これも (7) の規則で簡単に説明できます。(3a) はお菓子のマカダミアナッツを意味していることが分かります。お菓子のマカダミアナッツは、普通、ナッツをチョコレートで包み込んだチョコレート菓子のことです。つまり、お菓子のマカダミアナッツにとって、「チョコレートで覆われた」という特徴は切っても切れない、永続的属性ということになります。(3b) も「人工皮」ですから、「人工であること」はその皮にとっては永続的属性であり、そうでなければ天然の皮と区別がつかなくなります。したがって、この二つの表現は後置修飾でパラフレーズすることはできないのです。

 最後に (5)、(6) のペアです。

(5)     a.    a snow-covered mountain

    b. a mountain covered with snow

(6)     a. # The snow-covered mountain is Mt. Fuji.

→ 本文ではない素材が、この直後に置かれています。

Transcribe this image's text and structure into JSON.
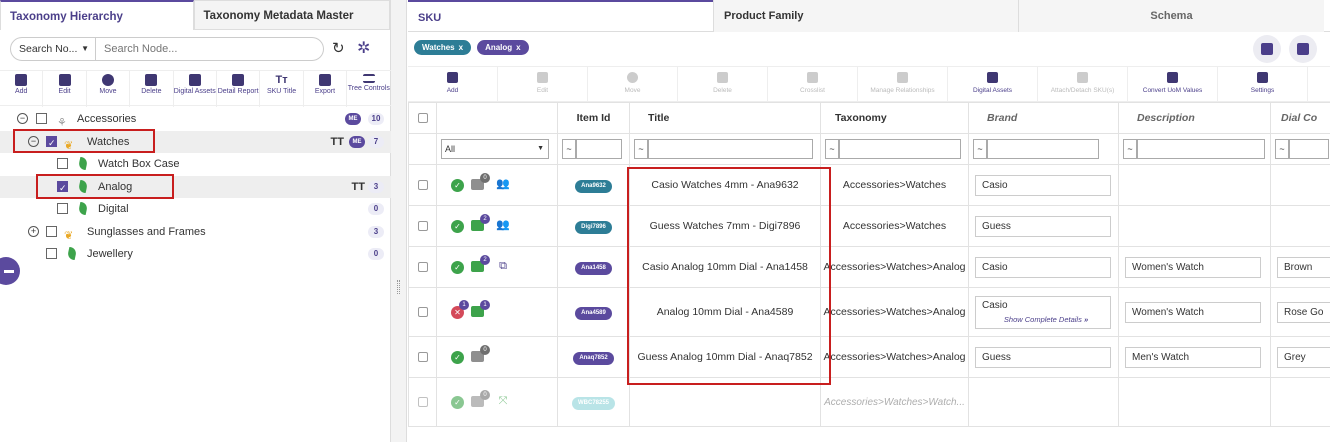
{
  "left": {
    "tabs": [
      "Taxonomy Hierarchy",
      "Taxonomy Metadata Master"
    ],
    "search": {
      "select_label": "Search No...",
      "placeholder": "Search Node..."
    },
    "toolbar": [
      "Add",
      "Edit",
      "Move",
      "Delete",
      "Digital Assets",
      "Detail Report",
      "SKU Title",
      "Export",
      "Tree Controls"
    ],
    "tree": [
      {
        "label": "Accessories",
        "badge": "ME",
        "count": "10"
      },
      {
        "label": "Watches",
        "tt": "TT",
        "badge": "ME",
        "count": "7"
      },
      {
        "label": "Watch Box Case"
      },
      {
        "label": "Analog",
        "tt": "TT",
        "count": "3"
      },
      {
        "label": "Digital",
        "count": "0"
      },
      {
        "label": "Sunglasses and Frames",
        "count": "3"
      },
      {
        "label": "Jewellery",
        "count": "0"
      }
    ]
  },
  "right": {
    "tabs": [
      "SKU",
      "Product Family",
      "Schema"
    ],
    "chips": [
      {
        "label": "Watches",
        "x": "x"
      },
      {
        "label": "Analog",
        "x": "x"
      }
    ],
    "toolbar": [
      "Add",
      "Edit",
      "Move",
      "Delete",
      "Crosslist",
      "Manage Relationships",
      "Digital Assets",
      "Attach/Detach SKU(s)",
      "Convert UoM Values",
      "Settings"
    ],
    "columns": [
      "Item Id",
      "Title",
      "Taxonomy",
      "Brand",
      "Description",
      "Dial Co"
    ],
    "filter": {
      "select": "All",
      "op": "~"
    },
    "rows": [
      {
        "id": "Ana9632",
        "img_count": "0",
        "title": "Casio  Watches 4mm  - Ana9632",
        "taxonomy": "Accessories>Watches",
        "brand": "Casio",
        "description": "",
        "dial": ""
      },
      {
        "id": "Digi7896",
        "img_count": "2",
        "title": "Guess  Watches 7mm  - Digi7896",
        "taxonomy": "Accessories>Watches",
        "brand": "Guess",
        "description": "",
        "dial": ""
      },
      {
        "id": "Ana1458",
        "img_count": "2",
        "title": "Casio  Analog 10mm Dial - Ana1458",
        "taxonomy": "Accessories>Watches>Analog",
        "brand": "Casio",
        "description": "Women's Watch",
        "dial": "Brown"
      },
      {
        "id": "Ana4589",
        "err_count": "1",
        "img_count": "1",
        "title": "Analog 10mm Dial - Ana4589",
        "taxonomy": "Accessories>Watches>Analog",
        "brand": "Casio",
        "brand_link": "Show Complete Details",
        "description": "Women's Watch",
        "dial": "Rose Go"
      },
      {
        "id": "Anaq7852",
        "img_count": "0",
        "title": "Guess  Analog 10mm Dial - Anaq7852",
        "taxonomy": "Accessories>Watches>Analog",
        "brand": "Guess",
        "description": "Men's Watch",
        "dial": "Grey"
      },
      {
        "id": "WBC78255",
        "img_count": "0",
        "title": "",
        "taxonomy": "Accessories>Watches>Watch...",
        "brand": "",
        "description": "",
        "dial": ""
      }
    ]
  }
}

    b. The mountain covered with snow is Mt. Fuji.

ここまで来ると想像できるかもしれませんが、(5a) はsnow-coveredが永続的な特性ですから、「常に雪に覆われた山」、つまり「雪山」ということになります。一方 (5b) は「一時的に雪に覆われた山」という意味合いになります。さて、我々の知っている「富士山」は「雪山」ですか?違いますね。確かに、富士山も季節によっては「雪山」のようになりますが、夏場は山頂を除いて雪は解けてなくなっています。したがって、我々の百科事典的知識に照らし合わせて「雪で覆われていること」を「富士山の生来の永続的な特徴」と解釈することは不可能であるため、(6a) は意味的におかしな文として判断されることになるのです。

 

.   まとめ

 以上、形容詞の位置と意味の関係について見てきました。英語を学習する方にぜひ意識していただきたいのは「形が変われば意味も変わる」という、言語の基本原理です。よく学校では「ほぼ同じ意味になるように」という条件での書き換え問題などが出題されます。例えば can と be able toの書き換えなどが典型例ですが、そもそも「同じ意味」なら1つだけで事足ります。意味や使い方に多少なりとも違いがあるから、両方の表現が生きているのです。こういう視点を持って学習に取り組むと「英語の使い手の意図」が見えてきます。これは、我々のような非母語話者がいくら「使って覚えて」も身につきません。沢山の英語に触れて「観察」しないといけません。とにかく「話せればいい」、「どんどん使えばいい」ということではないのです。